A series of square, straight and ringlike ditches scattered throughout the Bolivian and Brazilian Amazon were there before the rainforest existed, a new study finds.

These human-made structures remain a mystery: They may have been used for defense, drainage, or perhaps ceremonial or religious reasons. But the new research addresses another burning question: whether and how much prehistoric people altered the landscape in the Amazon before the arrival of Europeans.

"People have been affecting the global climate system through land use for not just the past 200 to 300 years, but for thousands of years," said study author John Francis Carson, a postdoctoral researcher at the University of Reading in the United Kingdom. (See Images of the Ancient Amazonian Earthworks)

For many years, archaeologists thought that the indigenous people who lived in the Amazon before Christopher Columbus arrived in the Americas in 1492 moved across the area while making barely a dent in the landscape. Since the 1980s, however, deforestation has revealed massive earthworks in the form of ditches up to 16 feet (5 meters) deep, and often just as wide.

These discoveries have caused a controversy between those who believe Amazonians were still mostly gentle on the landscape, altering very little of the rainforest, and those who believe these pre-Columbian people conducted major slash-and-burn operations, which were later swallowed by the forest after the European invasion caused the population to collapse.

Carson and his colleagues wanted to explore the question of whether early Amazonians had a major impact on the forest. They focused on the Amazon of northeastern Bolivia, where they had sediment cores from two lakes nearby major earthworks sites. These sediment cores hold ancient pollen grains and charcoal from long-ago fires, and can hint at the climate and ecosystem that existed when the sediment was laid down as far back as 6,000 years ago.

An examination of the two cores — one from the large lake, Laguna Oricore, and one from the smaller lake, Laguna Granja — revealed a surprise: The very oldest sediments didn't come from a rainforest ecosystem at all.

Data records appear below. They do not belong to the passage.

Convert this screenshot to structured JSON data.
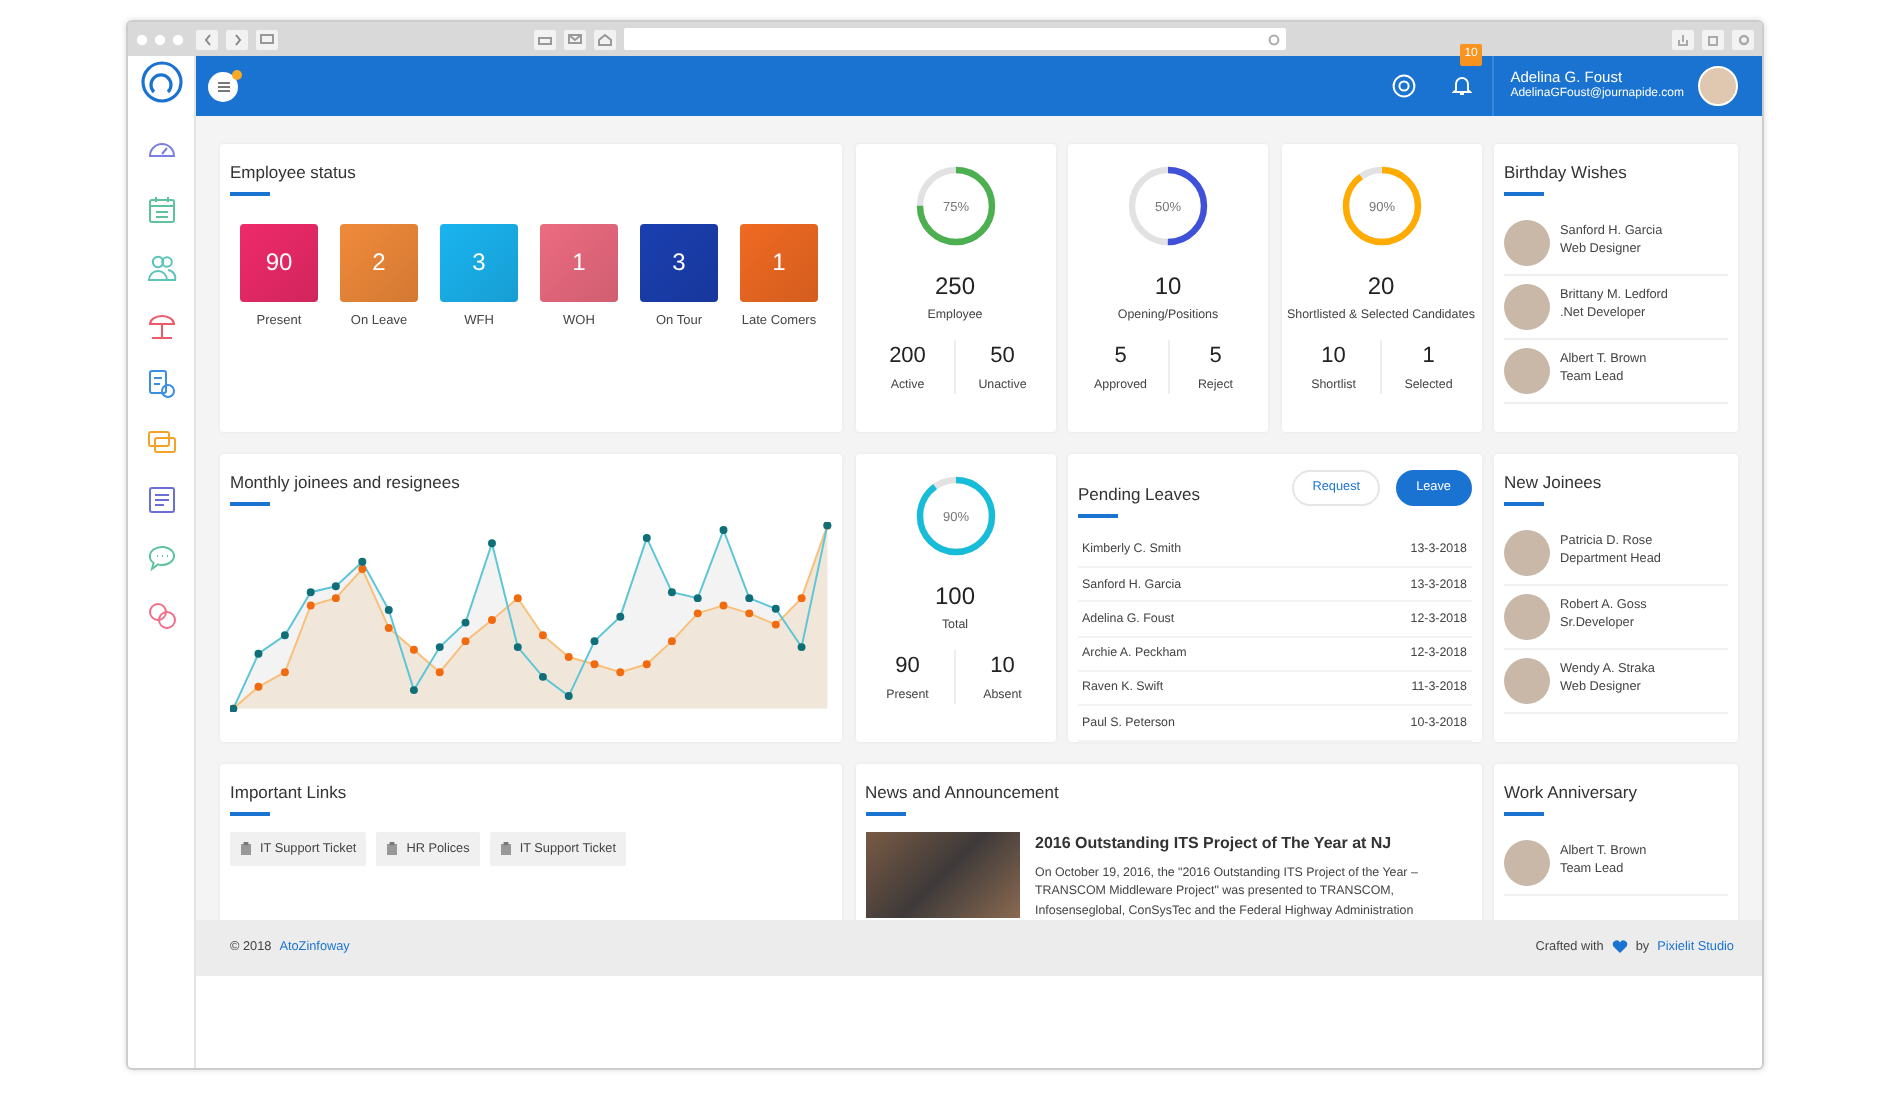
{
  "topbar": {
    "notification_count": "10",
    "user_name": "Adelina G. Foust",
    "user_email": "AdelinaGFoust@journapide.com"
  },
  "employee_status": {
    "title": "Employee status",
    "tiles": [
      {
        "value": "90",
        "label": "Present",
        "color": "#ee2a6a"
      },
      {
        "value": "2",
        "label": "On Leave",
        "color": "#f08a3a"
      },
      {
        "value": "3",
        "label": "WFH",
        "color": "#1ab4f0"
      },
      {
        "value": "1",
        "label": "WOH",
        "color": "#ec6b80"
      },
      {
        "value": "3",
        "label": "On Tour",
        "color": "#1a3fb0"
      },
      {
        "value": "1",
        "label": "Late Comers",
        "color": "#f06a22"
      }
    ]
  },
  "stat_cards": [
    {
      "percent": "75%",
      "level": 0.75,
      "color": "#4caf50",
      "total": "250",
      "label": "Employee",
      "sub": [
        {
          "value": "200",
          "label": "Active"
        },
        {
          "value": "50",
          "label": "Unactive"
        }
      ]
    },
    {
      "percent": "50%",
      "level": 0.5,
      "color": "#3f51d8",
      "total": "10",
      "label": "Opening/Positions",
      "sub": [
        {
          "value": "5",
          "label": "Approved"
        },
        {
          "value": "5",
          "label": "Reject"
        }
      ]
    },
    {
      "percent": "90%",
      "level": 0.9,
      "color": "#ffab00",
      "total": "20",
      "label": "Shortlisted & Selected Candidates",
      "sub": [
        {
          "value": "10",
          "label": "Shortlist"
        },
        {
          "value": "1",
          "label": "Selected"
        }
      ]
    }
  ],
  "birthday_wishes": {
    "title": "Birthday Wishes",
    "people": [
      {
        "name": "Sanford H. Garcia",
        "role": "Web Designer"
      },
      {
        "name": "Brittany M. Ledford",
        "role": ".Net Developer"
      },
      {
        "name": "Albert T. Brown",
        "role": "Team Lead"
      }
    ]
  },
  "monthly_chart": {
    "title": "Monthly joinees and resignees"
  },
  "attendance_card": {
    "percent": "90%",
    "level": 0.9,
    "color": "#17bcd8",
    "total": "100",
    "label": "Total",
    "sub": [
      {
        "value": "90",
        "label": "Present"
      },
      {
        "value": "10",
        "label": "Absent"
      }
    ]
  },
  "pending_leaves": {
    "title": "Pending Leaves",
    "tabs": [
      {
        "label": "Request",
        "selected": false
      },
      {
        "label": "Leave",
        "selected": true
      }
    ],
    "rows": [
      {
        "name": "Kimberly C. Smith",
        "date": "13-3-2018"
      },
      {
        "name": "Sanford H. Garcia",
        "date": "13-3-2018"
      },
      {
        "name": "Adelina G. Foust",
        "date": "12-3-2018"
      },
      {
        "name": "Archie A. Peckham",
        "date": "12-3-2018"
      },
      {
        "name": "Raven K. Swift",
        "date": "11-3-2018"
      },
      {
        "name": "Paul S. Peterson",
        "date": "10-3-2018"
      }
    ]
  },
  "new_joinees": {
    "title": "New Joinees",
    "people": [
      {
        "name": "Patricia D. Rose",
        "role": "Department Head"
      },
      {
        "name": "Robert A. Goss",
        "role": "Sr.Developer"
      },
      {
        "name": "Wendy A. Straka",
        "role": "Web Designer"
      }
    ]
  },
  "important_links": {
    "title": "Important Links",
    "links": [
      "IT Support Ticket",
      "HR Polices",
      "IT Support Ticket"
    ]
  },
  "news": {
    "title": "News and Announcement",
    "headline": "2016 Outstanding ITS Project of The Year at NJ",
    "body": "On October 19, 2016, the \"2016 Outstanding ITS Project of the Year – TRANSCOM Middleware Project\" was presented to TRANSCOM, Infosenseglobal, ConSysTec and the Federal Highway Administration"
  },
  "work_anniversary": {
    "title": "Work Anniversary",
    "people": [
      {
        "name": "Albert T. Brown",
        "role": "Team Lead"
      }
    ]
  },
  "footer": {
    "copyright": "© 2018",
    "company": "AtoZinfoway",
    "crafted": "Crafted with",
    "by": "by",
    "studio": "Pixielit Studio"
  }
}
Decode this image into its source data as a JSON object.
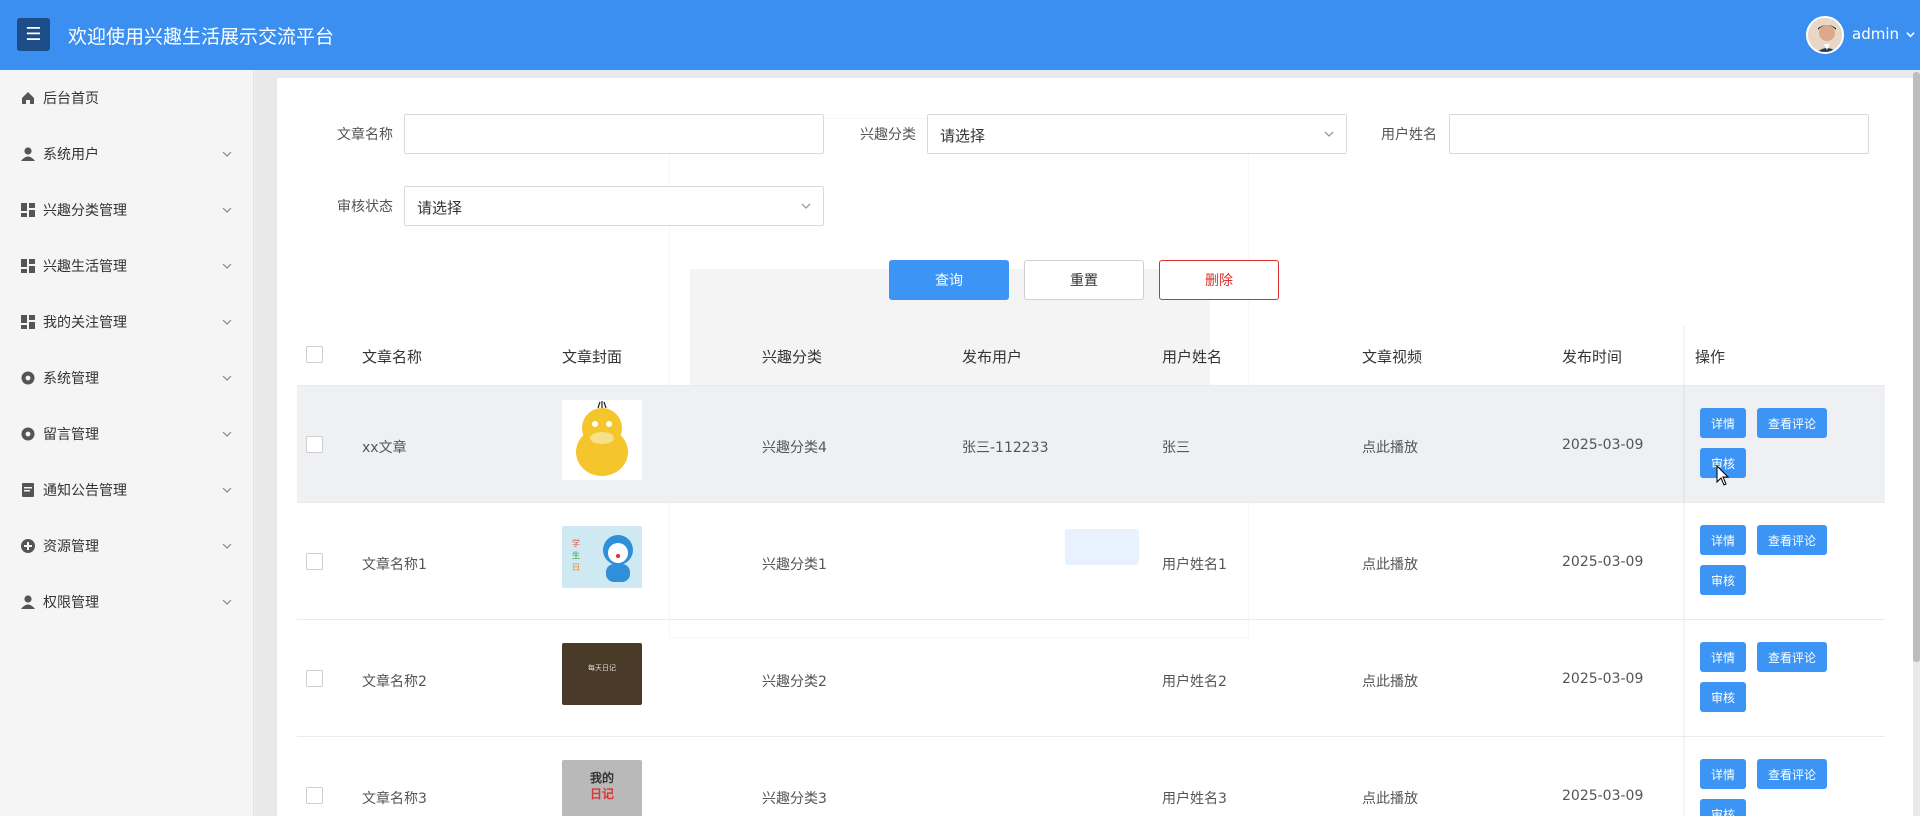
{
  "header": {
    "title": "欢迎使用兴趣生活展示交流平台",
    "menu_icon": "☰",
    "user": "admin"
  },
  "sidebar": {
    "items": [
      {
        "label": "后台首页",
        "icon": "home-icon",
        "expandable": false
      },
      {
        "label": "系统用户",
        "icon": "user-icon",
        "expandable": true
      },
      {
        "label": "兴趣分类管理",
        "icon": "dashboard-icon",
        "expandable": true
      },
      {
        "label": "兴趣生活管理",
        "icon": "dashboard-icon",
        "expandable": true
      },
      {
        "label": "我的关注管理",
        "icon": "dashboard-icon",
        "expandable": true
      },
      {
        "label": "系统管理",
        "icon": "gear-icon",
        "expandable": true
      },
      {
        "label": "留言管理",
        "icon": "gear-icon",
        "expandable": true
      },
      {
        "label": "通知公告管理",
        "icon": "document-icon",
        "expandable": true
      },
      {
        "label": "资源管理",
        "icon": "plus-circle-icon",
        "expandable": true
      },
      {
        "label": "权限管理",
        "icon": "user-icon",
        "expandable": true
      }
    ]
  },
  "filters": {
    "article_name_label": "文章名称",
    "article_name_value": "",
    "category_label": "兴趣分类",
    "category_value": "请选择",
    "username_label": "用户姓名",
    "username_value": "",
    "review_status_label": "审核状态",
    "review_status_value": "请选择"
  },
  "actions": {
    "search": "查询",
    "reset": "重置",
    "delete": "删除"
  },
  "table": {
    "columns": [
      "文章名称",
      "文章封面",
      "兴趣分类",
      "发布用户",
      "用户姓名",
      "文章视频",
      "发布时间",
      "操作"
    ],
    "row_buttons": {
      "detail": "详情",
      "comments": "查看评论",
      "review": "审核"
    },
    "rows": [
      {
        "name": "xx文章",
        "cover": "yellow-duck-cover",
        "category": "兴趣分类4",
        "publisher": "张三-112233",
        "username": "张三",
        "video": "点此播放",
        "date": "2025-03-09",
        "cover_text": ""
      },
      {
        "name": "文章名称1",
        "cover": "cartoon-cat-cover",
        "category": "兴趣分类1",
        "publisher": "",
        "username": "用户姓名1",
        "video": "点此播放",
        "date": "2025-03-09",
        "cover_text": ""
      },
      {
        "name": "文章名称2",
        "cover": "dark-diary-cover",
        "category": "兴趣分类2",
        "publisher": "",
        "username": "用户姓名2",
        "video": "点此播放",
        "date": "2025-03-09",
        "cover_text": "每天日记"
      },
      {
        "name": "文章名称3",
        "cover": "my-diary-cover",
        "category": "兴趣分类3",
        "publisher": "",
        "username": "用户姓名3",
        "video": "点此播放",
        "date": "2025-03-09",
        "cover_text": "我的日记"
      }
    ]
  },
  "colors": {
    "header_bg": "#3a8ff0",
    "menu_btn": "#1d4d86",
    "primary": "#3c95f4",
    "danger": "#d9302c"
  }
}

In fact, the Bolivian Amazon before about 2,000 to 3,000 years ago looked more like the savannas of Africa than today's jungle environment.

The question had been whether the early Amazon was highly deforested or barely touched, Carson said.

"The surprising thing we found was that it was neither," he told Live Science. "It was this third scenario where, when people first arrived on the landscape, the climate was drier."